NF-κB and p38 MAP kinase activation is required for Nox2 expression after TLR2 stimulation. A, primary mouse brain glial cells were stimulated with LTA (2 μg/ml) for 3 h in the presence or absence of the following NF-κB or MAPK inhibitors: helenalin (Hel; NF-κB inhibitor, 5 μm), U0126 (U; ERK inhibitor, 5 μm), SB202190 (SB; p38 inhibitor, 5 μm), and SP600125 (SP; JNK inhibitor, 5 μm). The inhibitors were pretreated for 1 h prior to the LTA stimulation. Total RNA was isolated from each sample and used to analyze Nox2 mRNA transcript level by real-time RT-PCR. Data are expressed as mean ± S.E. (Student's t test; ***, p < 0.001). B, brain glial cells were stimulated with LTA (2 μg/ml) for 6 h with or without NF-κB or MAPK inhibitors. Cell lysates were prepared from each sample and used for Western blot analysis to measure Nox2 expression. Three independent experiments were performed, and a representative Western blot image is shown.

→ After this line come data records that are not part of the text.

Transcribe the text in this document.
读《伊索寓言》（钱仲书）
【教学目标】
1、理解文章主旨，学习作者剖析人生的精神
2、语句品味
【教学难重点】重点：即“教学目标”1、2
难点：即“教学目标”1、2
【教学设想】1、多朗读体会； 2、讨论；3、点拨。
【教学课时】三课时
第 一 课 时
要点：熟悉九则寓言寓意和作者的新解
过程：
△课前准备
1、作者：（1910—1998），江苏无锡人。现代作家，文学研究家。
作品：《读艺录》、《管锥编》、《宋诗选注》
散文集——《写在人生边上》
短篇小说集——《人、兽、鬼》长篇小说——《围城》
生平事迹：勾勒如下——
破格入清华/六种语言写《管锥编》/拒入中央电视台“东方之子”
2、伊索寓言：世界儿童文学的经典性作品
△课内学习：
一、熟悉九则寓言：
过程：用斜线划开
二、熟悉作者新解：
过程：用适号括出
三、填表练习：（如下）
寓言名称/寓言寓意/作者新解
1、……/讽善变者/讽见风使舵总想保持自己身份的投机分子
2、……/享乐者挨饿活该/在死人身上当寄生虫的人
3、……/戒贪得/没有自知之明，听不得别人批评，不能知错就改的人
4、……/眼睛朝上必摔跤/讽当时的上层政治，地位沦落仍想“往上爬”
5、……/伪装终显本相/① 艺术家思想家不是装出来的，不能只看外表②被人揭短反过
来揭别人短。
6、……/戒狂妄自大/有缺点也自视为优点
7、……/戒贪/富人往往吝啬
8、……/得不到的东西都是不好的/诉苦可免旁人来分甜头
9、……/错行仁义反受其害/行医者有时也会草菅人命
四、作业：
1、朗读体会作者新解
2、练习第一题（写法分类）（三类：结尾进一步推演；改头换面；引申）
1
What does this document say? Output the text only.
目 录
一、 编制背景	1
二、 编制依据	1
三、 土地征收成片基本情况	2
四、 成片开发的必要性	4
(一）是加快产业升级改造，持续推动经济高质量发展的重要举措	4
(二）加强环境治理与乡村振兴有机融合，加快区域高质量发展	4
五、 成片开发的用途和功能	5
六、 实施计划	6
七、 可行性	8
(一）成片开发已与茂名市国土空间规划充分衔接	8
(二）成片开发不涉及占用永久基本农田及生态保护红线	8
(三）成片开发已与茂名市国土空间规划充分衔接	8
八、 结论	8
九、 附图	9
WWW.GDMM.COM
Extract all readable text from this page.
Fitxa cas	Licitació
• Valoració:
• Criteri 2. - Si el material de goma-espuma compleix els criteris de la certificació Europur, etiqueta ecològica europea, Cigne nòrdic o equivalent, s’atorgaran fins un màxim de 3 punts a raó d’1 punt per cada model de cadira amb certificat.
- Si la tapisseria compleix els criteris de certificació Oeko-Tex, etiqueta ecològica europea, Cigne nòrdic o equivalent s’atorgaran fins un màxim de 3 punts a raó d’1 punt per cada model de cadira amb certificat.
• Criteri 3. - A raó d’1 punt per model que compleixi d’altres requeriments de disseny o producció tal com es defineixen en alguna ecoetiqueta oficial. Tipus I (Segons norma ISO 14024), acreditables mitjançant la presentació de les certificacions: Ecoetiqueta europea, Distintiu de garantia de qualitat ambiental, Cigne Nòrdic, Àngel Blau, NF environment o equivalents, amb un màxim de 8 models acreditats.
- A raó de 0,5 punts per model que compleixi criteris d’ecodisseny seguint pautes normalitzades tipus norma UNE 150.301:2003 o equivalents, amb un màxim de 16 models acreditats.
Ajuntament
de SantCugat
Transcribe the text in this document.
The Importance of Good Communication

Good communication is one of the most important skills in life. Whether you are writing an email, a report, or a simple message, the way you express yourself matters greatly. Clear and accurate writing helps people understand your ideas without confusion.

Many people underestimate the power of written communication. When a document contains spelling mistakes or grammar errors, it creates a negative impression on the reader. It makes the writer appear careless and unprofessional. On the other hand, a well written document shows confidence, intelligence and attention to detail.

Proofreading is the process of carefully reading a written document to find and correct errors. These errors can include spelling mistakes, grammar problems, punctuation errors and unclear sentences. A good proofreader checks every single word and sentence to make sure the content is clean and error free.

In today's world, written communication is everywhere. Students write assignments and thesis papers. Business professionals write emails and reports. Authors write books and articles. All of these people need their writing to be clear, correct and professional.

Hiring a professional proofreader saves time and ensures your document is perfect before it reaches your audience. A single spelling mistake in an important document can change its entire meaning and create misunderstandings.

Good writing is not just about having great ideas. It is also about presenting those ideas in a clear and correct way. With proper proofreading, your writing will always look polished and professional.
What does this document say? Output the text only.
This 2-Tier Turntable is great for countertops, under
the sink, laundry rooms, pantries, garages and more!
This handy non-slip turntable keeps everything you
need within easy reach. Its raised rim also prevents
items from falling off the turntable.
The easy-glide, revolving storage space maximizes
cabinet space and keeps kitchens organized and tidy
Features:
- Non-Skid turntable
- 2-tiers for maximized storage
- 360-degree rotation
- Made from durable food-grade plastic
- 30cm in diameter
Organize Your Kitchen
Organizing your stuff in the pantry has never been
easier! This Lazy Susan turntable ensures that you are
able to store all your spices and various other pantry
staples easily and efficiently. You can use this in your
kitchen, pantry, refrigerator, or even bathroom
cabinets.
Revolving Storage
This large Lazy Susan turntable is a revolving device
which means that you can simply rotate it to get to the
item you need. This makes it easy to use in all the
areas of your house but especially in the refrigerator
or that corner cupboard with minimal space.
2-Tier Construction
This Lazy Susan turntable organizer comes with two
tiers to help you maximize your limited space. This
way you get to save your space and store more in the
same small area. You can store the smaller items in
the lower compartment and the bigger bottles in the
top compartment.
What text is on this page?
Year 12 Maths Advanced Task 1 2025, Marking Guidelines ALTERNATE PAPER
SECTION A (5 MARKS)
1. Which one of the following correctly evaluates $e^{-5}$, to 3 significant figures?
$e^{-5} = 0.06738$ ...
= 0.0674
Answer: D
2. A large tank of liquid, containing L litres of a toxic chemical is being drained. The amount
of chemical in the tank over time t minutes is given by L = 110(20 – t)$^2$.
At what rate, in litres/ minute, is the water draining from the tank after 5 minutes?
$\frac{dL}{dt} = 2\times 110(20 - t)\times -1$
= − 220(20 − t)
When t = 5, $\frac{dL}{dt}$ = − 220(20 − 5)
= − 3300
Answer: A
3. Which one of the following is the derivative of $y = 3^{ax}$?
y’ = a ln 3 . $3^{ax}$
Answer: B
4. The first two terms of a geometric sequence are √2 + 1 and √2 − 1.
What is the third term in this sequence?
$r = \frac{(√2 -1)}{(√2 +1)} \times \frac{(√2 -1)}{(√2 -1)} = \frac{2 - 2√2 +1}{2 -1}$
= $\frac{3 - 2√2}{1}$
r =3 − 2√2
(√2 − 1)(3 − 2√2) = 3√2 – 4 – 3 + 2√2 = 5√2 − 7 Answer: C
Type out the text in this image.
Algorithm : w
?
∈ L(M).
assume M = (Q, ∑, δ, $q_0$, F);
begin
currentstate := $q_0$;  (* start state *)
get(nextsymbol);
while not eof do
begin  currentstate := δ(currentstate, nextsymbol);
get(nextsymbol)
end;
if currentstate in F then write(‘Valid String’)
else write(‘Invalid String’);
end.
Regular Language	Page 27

C, the band intensity of the Nox2 protein was measured and presented as the fold increase compared with the control, which was normalized to the intensity of β-actin (Student's t test; *, p < 0.05; ***, p < 0.001). D, brain glial cells were stimulated with LTA (2 μg/ml) for various time points. Cell lysates were used to measure phosphorylated eIF4E (p-eIF4E) by Western blot analysis. E, glial cells were stimulated with LTA (2 μg/ml) for 1 h in the presence or absence of SB202190. p38 inhibitor was pretreated for 1 h before TLR2 stimulation. Three experiments were independently performed, and a representative Western blot image is shown. F, the band intensity of the p-eIF4E was measured and normalized to the corresponding intensity of β-actin. Data are represented as fold increase compared with the control (Cont; Student's t test, ***, p < 0.001).

FIGURE 6.

p38 activation and MyD88 are required for L5 SNT-induced Nox2 expression in spinal cord microglia in vivo. A, spinal cord sections were prepared from sham-operated or L5 SNT-injured WT mice (1 dpi) and double-immunostained with Nox2 and Iba-1 antibodies. SB202190 (10 μg) or vehicle (Veh) was intrathecally injected prior to L5 SNT. Representative images are shown (each group, n = 3; scale bar, 100 μm). B, the L5 spinal cord sections were prepared from WT and MyD88 knock-out mice upon L5 SNT (1 dpi) and then immunostained with Iba-1 and Nox2 antibodies. Representative spinal cord sections are shown (each group, n = 3; scale bar, 100 μm). 1 d, 1 day.